Langkah berbasis mitigasi dan adaptasi pun ditempuh mulai 2013 hingga kini. Mulai normalisasi Kali Ciliwung, revitalisasi pintu air Manggarai hingga pembangunan tanggul besar di kawasan hilir Jakarta. Ia diharapkan memberikan perubahan kuantitas dan kualitas banjir tahun ini. Salah satu bentuk instrumen yang mendapatkan sorotan dan perdebatan dari berbagai kalangan adalah rencana pembangunan tanggul raksasa (giant sea wall) atau dikenal dengan nama National Coastal Integrated Capital Development (NCICD). Alasan pembenar pembangunan ini merupakan suatu keniscayaan, sebagai bentuk mitigasi Jakarta yang diperkirakan tenggelam dalam waktu dekat dan menghindari banjir rob.

Resistensi muncul dari berbagai kalangan. Kondisi ini, menyebabkan dilematis bagi pengambilan kebijakan strategis. Paling tidak,  ada beberapa hal harus dipertimbangkan Pemerintah Jakarta dalam evaluasi instrumen optimalisasi sekarang ini.

Optimalisasi Perencanaan

Dalam merancang kebijakan terutama terkait kegiatan proyeksi tata ruang, eksistensi sebuah kaidah rencana memiliki peran penting. Karena itu, secara konseptual RTRW mutlak buat proses partisipatif dalam menyamakan cara pandang dan mempersiapkan seluruh kebutuhan saat eksekusi siap dilakukan pada tataran masyarakat.

Tidak heran dalam struktur norma kegiatan penataan ruang masuk ranah hukum perencanaan (planning law). Hal ini relevan dipertanyakan kembali saat pembangunan tanggul raksasa dengan biaya lebih Rp500 triliun ini dilakukan dengan proses partisipatif prosedural semata hingga terkesan ada keraguan ilmiah. Kaidah ilmiah yang menitikberatkan dampak ekologis, ekonomis dan sosial wajib dilakukan. Terlebih, bagi bencana yang melewati ruang administratif, maka tahapan ini wajib komprehensif dengan mempertimbangkan dampak kawasan hulu hingga hilir.

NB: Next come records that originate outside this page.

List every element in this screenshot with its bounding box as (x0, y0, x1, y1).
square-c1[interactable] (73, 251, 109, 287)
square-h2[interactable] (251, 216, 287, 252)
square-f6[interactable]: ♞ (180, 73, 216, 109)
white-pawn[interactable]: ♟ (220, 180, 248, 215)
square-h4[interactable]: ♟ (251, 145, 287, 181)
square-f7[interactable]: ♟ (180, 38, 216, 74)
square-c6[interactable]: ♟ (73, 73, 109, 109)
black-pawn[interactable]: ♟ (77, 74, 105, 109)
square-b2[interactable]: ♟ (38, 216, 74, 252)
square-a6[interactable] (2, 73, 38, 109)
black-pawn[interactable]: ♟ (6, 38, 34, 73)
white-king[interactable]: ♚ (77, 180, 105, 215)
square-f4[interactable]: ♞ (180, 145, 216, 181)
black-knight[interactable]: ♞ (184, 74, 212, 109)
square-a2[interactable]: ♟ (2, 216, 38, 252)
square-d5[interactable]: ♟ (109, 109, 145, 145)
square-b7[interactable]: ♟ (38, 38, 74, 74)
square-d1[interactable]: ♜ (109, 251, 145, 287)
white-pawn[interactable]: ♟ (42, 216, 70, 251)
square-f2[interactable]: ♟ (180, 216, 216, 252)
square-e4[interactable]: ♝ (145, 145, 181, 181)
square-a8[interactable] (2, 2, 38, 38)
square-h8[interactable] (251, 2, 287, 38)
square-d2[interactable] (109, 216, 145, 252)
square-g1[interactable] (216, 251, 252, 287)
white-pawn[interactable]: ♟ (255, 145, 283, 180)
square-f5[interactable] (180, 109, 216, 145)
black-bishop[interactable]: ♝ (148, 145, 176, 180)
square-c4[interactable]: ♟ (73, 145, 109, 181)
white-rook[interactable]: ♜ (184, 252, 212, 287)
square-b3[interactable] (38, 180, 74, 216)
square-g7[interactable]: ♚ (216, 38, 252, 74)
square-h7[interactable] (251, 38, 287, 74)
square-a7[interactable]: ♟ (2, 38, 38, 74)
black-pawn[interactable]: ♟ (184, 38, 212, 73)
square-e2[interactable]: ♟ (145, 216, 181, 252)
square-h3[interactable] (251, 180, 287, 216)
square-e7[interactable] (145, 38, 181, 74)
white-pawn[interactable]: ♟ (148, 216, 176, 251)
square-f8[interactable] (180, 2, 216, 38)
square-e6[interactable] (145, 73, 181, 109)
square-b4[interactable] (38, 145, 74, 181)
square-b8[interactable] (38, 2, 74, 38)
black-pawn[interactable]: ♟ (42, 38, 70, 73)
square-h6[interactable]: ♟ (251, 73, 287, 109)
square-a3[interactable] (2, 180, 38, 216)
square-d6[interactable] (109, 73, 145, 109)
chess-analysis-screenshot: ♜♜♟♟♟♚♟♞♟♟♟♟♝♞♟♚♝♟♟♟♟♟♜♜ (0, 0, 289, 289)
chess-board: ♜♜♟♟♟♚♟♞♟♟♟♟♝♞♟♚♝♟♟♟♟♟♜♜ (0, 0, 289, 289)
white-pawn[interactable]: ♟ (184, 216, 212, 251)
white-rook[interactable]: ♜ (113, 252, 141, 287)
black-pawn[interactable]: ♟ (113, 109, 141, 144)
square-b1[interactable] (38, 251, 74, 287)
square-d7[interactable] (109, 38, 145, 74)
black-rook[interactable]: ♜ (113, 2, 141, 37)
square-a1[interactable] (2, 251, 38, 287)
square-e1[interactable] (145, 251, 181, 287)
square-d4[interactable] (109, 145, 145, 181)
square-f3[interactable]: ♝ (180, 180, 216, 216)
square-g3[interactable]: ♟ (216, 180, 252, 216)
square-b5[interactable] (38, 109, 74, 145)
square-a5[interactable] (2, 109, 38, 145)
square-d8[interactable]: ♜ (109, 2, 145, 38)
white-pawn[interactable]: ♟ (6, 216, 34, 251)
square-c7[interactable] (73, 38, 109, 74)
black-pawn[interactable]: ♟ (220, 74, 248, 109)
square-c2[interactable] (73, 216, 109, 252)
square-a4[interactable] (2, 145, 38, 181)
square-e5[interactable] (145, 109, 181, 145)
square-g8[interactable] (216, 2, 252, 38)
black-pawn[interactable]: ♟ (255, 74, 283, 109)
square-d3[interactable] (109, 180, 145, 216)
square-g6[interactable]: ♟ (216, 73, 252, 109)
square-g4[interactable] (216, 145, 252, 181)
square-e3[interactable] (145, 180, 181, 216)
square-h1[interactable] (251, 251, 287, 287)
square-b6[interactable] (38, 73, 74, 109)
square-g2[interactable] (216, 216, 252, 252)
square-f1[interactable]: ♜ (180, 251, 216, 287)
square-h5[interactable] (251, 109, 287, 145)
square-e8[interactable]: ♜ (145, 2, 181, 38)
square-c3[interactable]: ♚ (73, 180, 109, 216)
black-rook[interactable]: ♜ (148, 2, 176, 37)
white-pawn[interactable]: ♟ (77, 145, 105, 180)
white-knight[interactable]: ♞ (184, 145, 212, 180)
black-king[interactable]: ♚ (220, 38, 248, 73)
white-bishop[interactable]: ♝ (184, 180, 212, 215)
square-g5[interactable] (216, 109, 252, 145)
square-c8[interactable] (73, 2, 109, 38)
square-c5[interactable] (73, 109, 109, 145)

Evakuasi korban banjir di Jakarta, pada Januari 2013. Pada masa banjir ini, sekitar lima warga Jakarta, tewas. Banjir bak menjadi agenda rutin Jakarta, dan perlu penanganan serius. Namun, apakah membangun tanggul raksasa dibarengi reklamasi pantai menjadi beberapa pulau buatan merupakan suatu jawaban? Foto: Greenpeace

Optimalisasi Koordinasi

Jika ditelisik lebih dalam, secara historis sebenarnya ada langkah normatif yang memberikan alas koordinasi pada tataran lintas administrasi. Hal ini tertuang dalam Peraturan Presiden Nomor 54 Tahun 2008 tentang Penataan Ruang Kawasan Jabodetabekpuncur. Beberapa strategi nyata wajib digunakan sebagai pedoman dalam peraturan ini.  Pertama, pengembangan kawasan berdasar keterpaduan antardaerah sebagai suatu kesatuan wilayah perencanaan. Kedua, pembangunan kawasan dapat menjamin keberlangsungan konservasi air tanah dan air permukaan serta menanggulangi banjir.Terakhir, pengembangan perekonomian wilayah produktif, efektif dan efisien berdasarkan karakteristik wilayah.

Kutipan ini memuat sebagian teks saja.